The safe harbor regime which was initiated by the Central Board of Direct Taxes (“CBDT”) in the year 2013 has now taken another leap to the relief of the Indian taxpayers. On 7th June, the CBDT published a notification making significant changes to the safe harbor rules by amending the Income Tax Rules, 1962. These changes have simplified and enhanced the safe harbor regime in India and are being construed in a positive light by tax payers as of now. At this juncture, we bring to you a simplified note on the working of the safe harbor mechanism along with its related concepts.

To provide certainty to taxpayers, to align safe harbor margins with industry standards and to enlarge the scope of safe harbor transactions, the CBDT has notified a new safe harbor regime.[1] Before proceeding with the salient features of this notification, we take a moment to explain in brief as to what constitutes the safe harbor regime.

Transfer Pricing:

“Transfer price is, thus, a price which represents the value of good; or services between independently operating units of an organisation.

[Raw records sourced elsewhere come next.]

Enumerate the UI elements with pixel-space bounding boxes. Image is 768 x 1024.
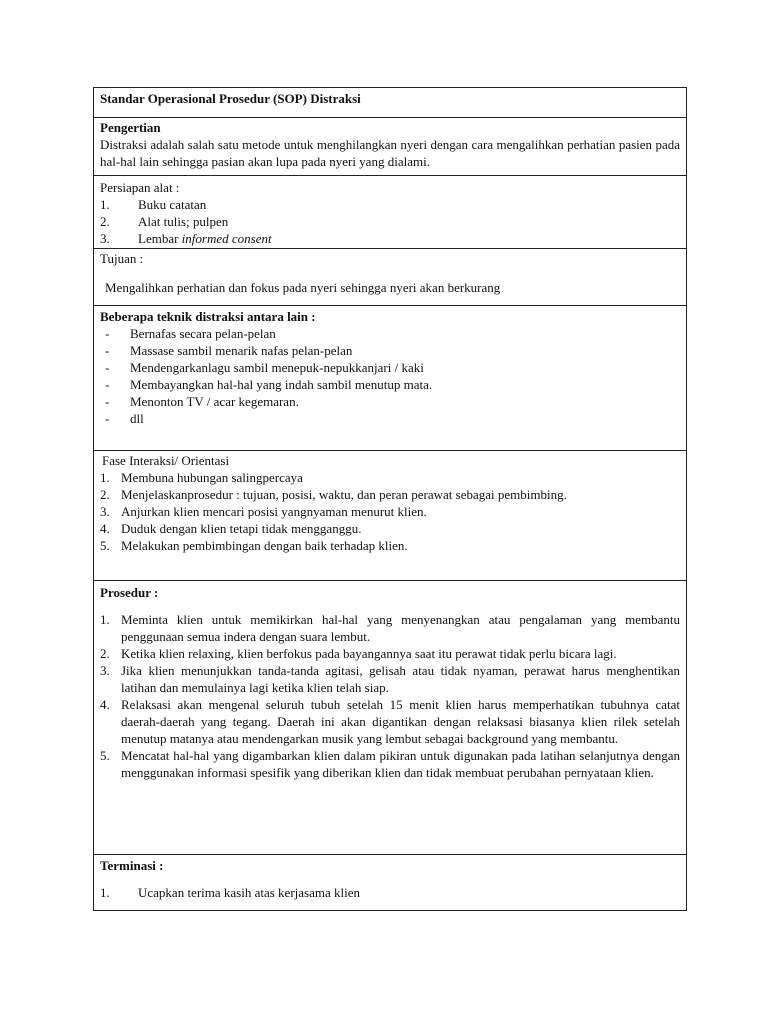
item-text: Mencatat hal-hal yang digambarkan klien dalam pikiran untuk digunakan pada latihan selanjutnya dengan menggunakan informasi spesifik yang diberikan klien dan tidak membuat perubahan pernyataan klien. — [121, 748, 680, 780]
prosedur-list — [100, 611, 680, 781]
item-bullet: - — [105, 411, 110, 426]
list-item — [100, 230, 680, 247]
item-number: 3. — [100, 504, 110, 519]
item-number: 2. — [100, 487, 110, 502]
item-number: 4. — [100, 697, 110, 712]
tujuan-heading: Tujuan : — [100, 251, 144, 266]
list-item — [100, 520, 680, 537]
item-bullet: - — [105, 377, 110, 392]
item-text: Melakukan pembimbingan dengan baik terhadap klien. — [121, 538, 408, 553]
item-bullet: - — [105, 394, 110, 409]
item-text: Jika klien menunjukkan tanda-tanda agitasi, gelisah atau tidak nyaman, perawat harus menghentikan latihan dan memulainya lagi ketika klien telah siap. — [121, 663, 680, 695]
document-title: Standar Operasional Prosedur (SOP) Distraksi — [100, 91, 361, 106]
list-item — [100, 503, 680, 520]
prosedur-heading: Prosedur : — [100, 585, 159, 600]
item-text: Ketika klien relaxing, klien berfokus pada bayangannya saat itu perawat tidak perlu bicara lagi. — [121, 646, 617, 661]
terminasi-list — [100, 884, 680, 901]
pengertian-heading: Pengertian — [100, 120, 161, 135]
list-item — [100, 662, 680, 696]
item-text: Duduk dengan klien tetapi tidak mengganggu. — [121, 521, 362, 536]
item-text-italic: informed consent — [181, 231, 272, 246]
list-item — [105, 376, 680, 393]
list-item — [100, 884, 680, 901]
item-text: Menjelaskanprosedur : tujuan, posisi, waktu, dan peran perawat sebagai pembimbing. — [121, 487, 567, 502]
item-text: Anjurkan klien mencari posisi yangnyaman menurut klien. — [121, 504, 427, 519]
item-text: Mendengarkanlagu sambil menepuk-nepukkanjari / kaki — [130, 360, 424, 375]
teknik-list — [100, 325, 680, 427]
list-item — [100, 537, 680, 554]
persiapan-section — [94, 175, 686, 248]
item-number: 1. — [100, 885, 110, 900]
item-number: 3. — [100, 231, 110, 246]
list-item — [100, 196, 680, 213]
item-text: Massase sambil menarik nafas pelan-pelan — [130, 343, 353, 358]
fase-list — [100, 469, 680, 554]
persiapan-list — [100, 196, 680, 247]
item-number: 5. — [100, 538, 110, 553]
prosedur-section — [94, 580, 686, 854]
teknik-heading: Beberapa teknik distraksi antara lain : — [100, 309, 316, 324]
item-text: Relaksasi akan mengenal seluruh tubuh setelah 15 menit klien harus memperhatikan tubuhnya catat daerah-daerah yang tegang. Daerah ini akan digantikan dengan relaksasi biasanya klien rilek setelah menutup matanya atau mendengarkan musik yang lembut sebagai background yang membantu. — [121, 697, 680, 746]
list-item — [100, 213, 680, 230]
item-text: Alat tulis; pulpen — [138, 214, 229, 229]
list-item — [100, 747, 680, 781]
list-item — [105, 325, 680, 342]
item-text — [138, 230, 272, 247]
fase-section — [94, 450, 686, 580]
tujuan-text: Mengalihkan perhatian dan fokus pada nyeri sehingga nyeri akan berkurang — [105, 280, 501, 295]
item-number: 1. — [100, 197, 110, 212]
list-item — [100, 611, 680, 645]
pengertian-text: Distraksi adalah salah satu metode untuk menghilangkan nyeri dengan cara mengalihkan perhatian pasien pada hal-hal lain sehingga pasian akan lupa pada nyeri yang dialami. — [100, 137, 680, 169]
item-bullet: - — [105, 326, 110, 341]
item-text: Ucapkan terima kasih atas kerjasama klien — [138, 885, 360, 900]
item-text: Membayangkan hal-hal yang indah sambil menutup mata. — [130, 377, 433, 392]
item-number: 1. — [100, 470, 110, 485]
item-number: 3. — [100, 663, 110, 678]
teknik-section — [94, 305, 686, 450]
item-bullet: - — [105, 360, 110, 375]
item-number: 2. — [100, 646, 110, 661]
persiapan-heading: Persiapan alat : — [100, 180, 180, 195]
sop-table — [93, 87, 687, 911]
item-text: Bernafas secara pelan-pelan — [130, 326, 276, 341]
terminasi-section — [94, 854, 686, 910]
item-text-plain: Lembar — [138, 231, 182, 246]
list-item — [100, 696, 680, 747]
item-number: 5. — [100, 748, 110, 763]
list-item — [105, 393, 680, 410]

But, the expression "transfer pricing" generally refers to prices of transactions between associated enterprises which may take place under conditions differing from those taking place between independent enterprises.”[2]

Many multinational enterprises, having establishments in different countries, adopt different business methods to escape or evade taxes by selling their products/ services, at very low prices, to their entity in a foreign country, having lesser tax duties than the home countries where such products/ services are manufactured. These countries then sell these products/ services where lesser tax duties are applicable. This way the foreign entity makes a huge profit and the home country of the products shows a loss dominant balance sheet, thereby paying lesser and lesser taxes. This is the crux of transfer pricing.

The Income Tax authorities regulate transfer pricing setting a threshold limit below which the entity cannot sell its products/ services via intra group transactions.

Safe Harbour:

Safe harbour is basically a method of regulating transfer pricing by setting up a minimum revenue/ margin which if satisfied by the eligible assesse, the Assessing Officer will accept whatever price is declared by the assesse for providing products/ services to his foreign counter part.

Safe harbour is a boon to these assesssees. By safe harbor, the authorities trust the assesse declared price and accept it. However, this trust is conditional. The assesse has to pass through three filtering stages to become eligible to the benefits of safe harbor.

Firstly, the assessee has to opt for this route. The provisions for application of safe harbor are optional. Secondly, only certain types of entities are eligible. These majorly include entities providing software development services, services related to IT, internet development, contract R & D related software development or general pharmaceutical development or intragroup loans or corporate guarantees etc. These are prescribed in detail in Rule 10TB. Lastly, the transactions should be those prescribed in Rule 10TC. Another important point for qualification is that minimum limit for safe harbor in case of various sectors has to be adhered to.

The new regime initiated by the recently released notifications, has many positive features. It is to be effective from 1st of April, 2017, i.e. A.Y. 2017-18 and shall continue to remain in force for two immediately succeeding years thereafter, i.e. up to A.Y. 2019-2020.

A new category of transactions being “Receipt of Low Value-Adding Intra-Group Services” has been introduced.

The CBDT has introduced a gradation in rates for knowledge process outsourcing services, a structure of 3 different rates of 24%, 21% and 18% has been provided, based on employee cost to operating cost ratio, replacing the single rate of 25% in the previous regime.[3]

In respect of transactions involving provision of contract research and development services wholly or partly relating to software development and provision of contract research and development services wholly or partly relating to generic pharmaceutical drugs, safe harbour margins have been reduced to 24% from 30% and 29% respectively in the previous regime.[4]

In case of risks in intra-group loans denominated in foreign currency, they will be benchmarked to the 6-month London Inter-Bank Offer Rate (LIBOR) as on 30th September of the relevant year and on loans denominated in Indian Rupees to the 1-year SBI MCLR as on 1st April of the relevant year.

We look forward to the positive effect of this new regime in the coming assessment years.